Si los voceros de estas organizaciones han apoyado tales o cuales medidas, o han decidido participar en las nuevas creaciones ‘para estatales” ¿no resulta válido y necesario preguntarse qué pensará de eso doña Altagracita, Presidenta de las Amas de Casa de Guachupita o Gregorio, Coordinador de Los Sin Casa de Los Guaricanos? Allí es donde se enredan quienes confunden y/o se confunden con la “sociedad civil”.

La “sociedad civil” no tiene representantes.  En ella hay sectores organizados  que no pueden aspirar a ser representantes más que de sí mismos. Aunque duela y  aunque muchos no ejerzan, los legítimos representantes están en el gobierno y en el Poder Legislativo.  Pero hay que reconocerles a estos avanzados neo liberales el éxito mediático de haber logrado instalar la idea de que los políticos son “todos” corruptos y que “ninguno” sirve. Y que tampoco sirve la política.

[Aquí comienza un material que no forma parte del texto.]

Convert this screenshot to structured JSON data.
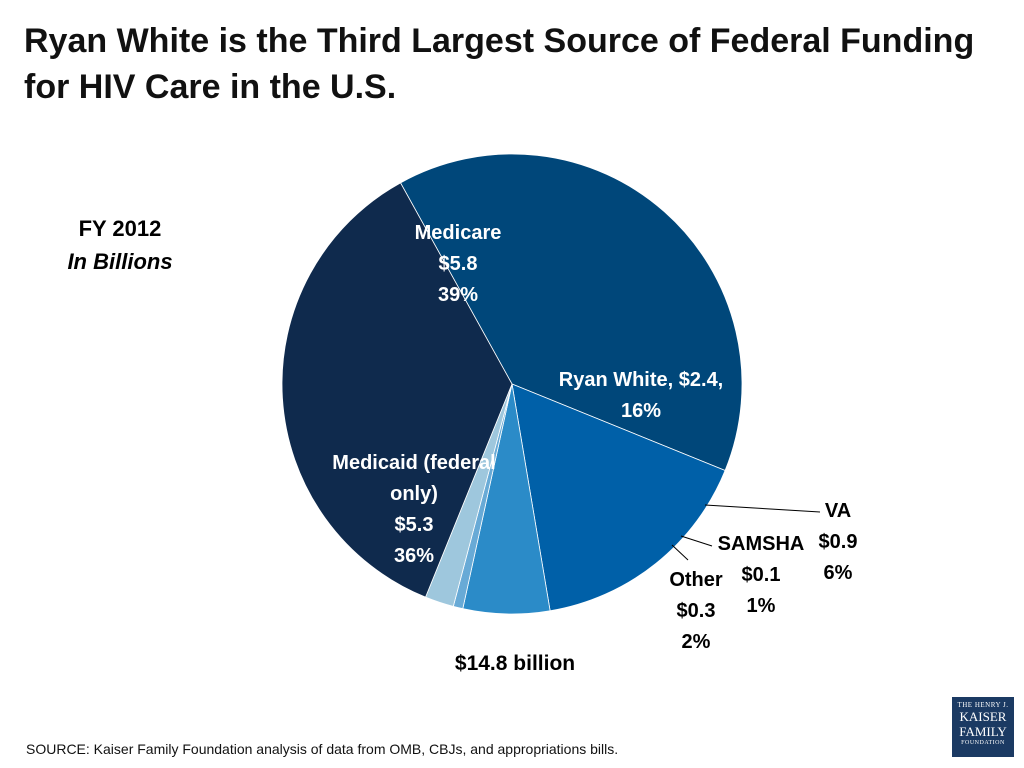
{
  "title": "Ryan White is the Third Largest Source of Federal Funding for HIV Care in the U.S.",
  "subtitle": {
    "year": "FY 2012",
    "unit": "In Billions"
  },
  "total_label": "$14.8 billion",
  "source": "SOURCE: Kaiser Family Foundation analysis of data from OMB, CBJs, and appropriations bills.",
  "logo": {
    "line1": "THE HENRY J.",
    "line2": "KAISER",
    "line3": "FAMILY",
    "line4": "FOUNDATION"
  },
  "chart_data": {
    "type": "pie",
    "unit": "$ billions",
    "slices": [
      {
        "name": "Medicare",
        "value": 5.8,
        "percent": 39,
        "color": "#00477a",
        "label_lines": [
          "Medicare",
          "$5.8",
          "39%"
        ]
      },
      {
        "name": "Ryan White",
        "value": 2.4,
        "percent": 16,
        "color": "#0060a8",
        "label_lines": [
          "Ryan White, $2.4,",
          "16%"
        ]
      },
      {
        "name": "VA",
        "value": 0.9,
        "percent": 6,
        "color": "#2b8bc8",
        "label_lines": [
          "VA",
          "$0.9",
          "6%"
        ]
      },
      {
        "name": "SAMSHA",
        "value": 0.1,
        "percent": 1,
        "color": "#68aad6",
        "label_lines": [
          "SAMSHA",
          "$0.1",
          "1%"
        ]
      },
      {
        "name": "Other",
        "value": 0.3,
        "percent": 2,
        "color": "#9ec7dd",
        "label_lines": [
          "Other",
          "$0.3",
          "2%"
        ]
      },
      {
        "name": "Medicaid (federal only)",
        "value": 5.3,
        "percent": 36,
        "color": "#0f2a4d",
        "label_lines": [
          "Medicaid (federal",
          "only)",
          "$5.3",
          "36%"
        ]
      }
    ]
  }
}
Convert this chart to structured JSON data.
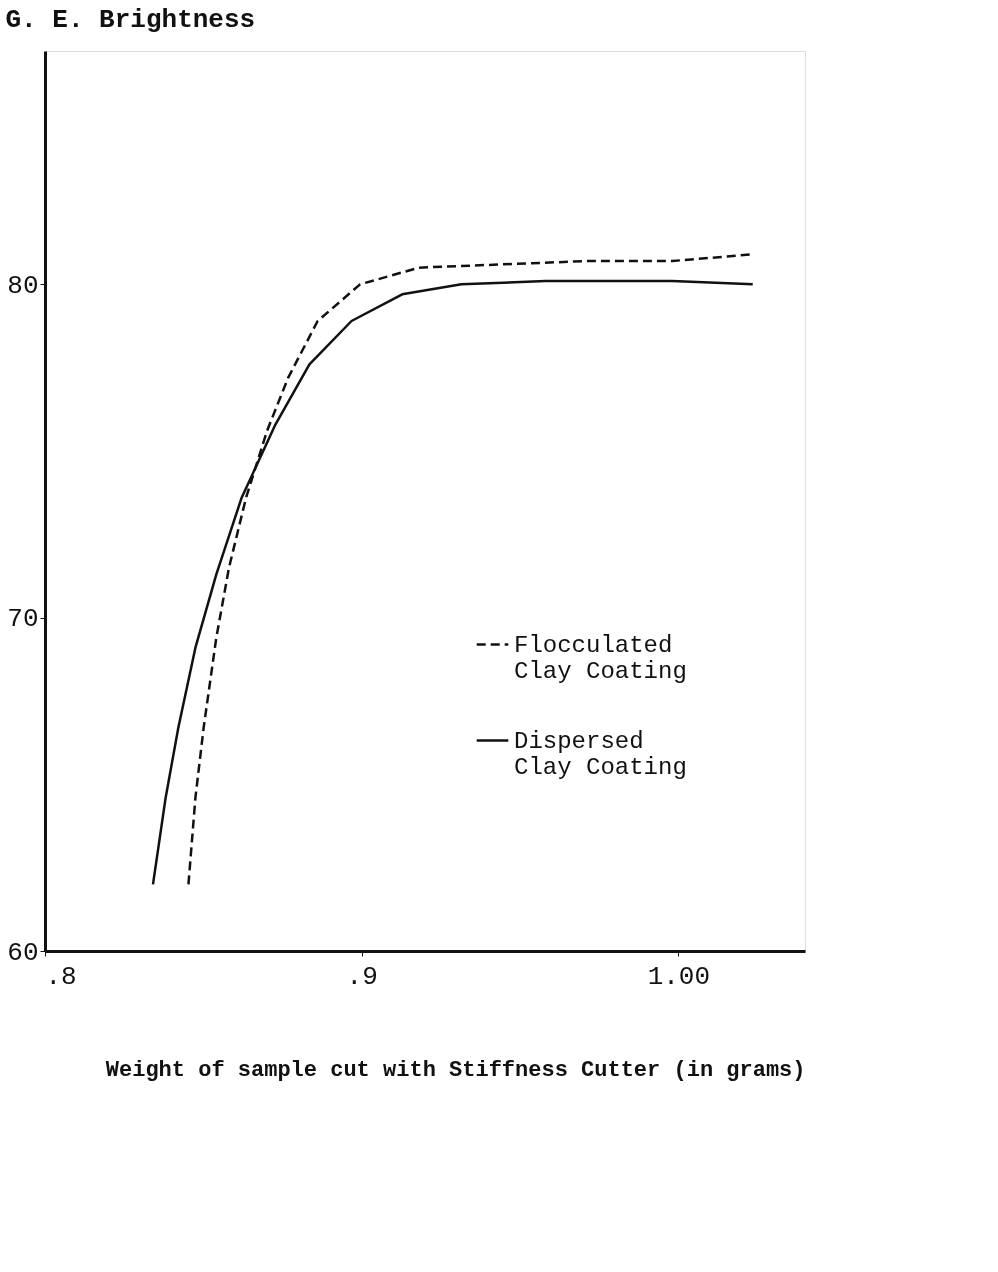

Es falsa la pretensión de quienes son parte de la “sociedad civil oficial” que quien no crea en ella, está por el poder y control absoluto del Estado. Les falta reconocer que en su esquema faltan Doña Altagracita y Gregorio y es por eso que ahora ensayan, como si fuera nueva, la pregunta de Abraham Lincoln: “¿Acaso no destruimos a nuestros enemigos cuando los hacemos amigos nuestros?”.

Estos grupos, sin ningún control democrático, sin ninguna responsabilidad política y a los que se observa con un poder en ascenso serán o ya son “lobbies de intereses privados” en busca de capturar instituciones del Estado.

Faltan instituciones funcionando sin tanta asesoría,  falta Estado de Derecho y faltan mejores representantes. Falta abandonar el permanente acoso a los políticos, falta mejorar la política, falta democracia.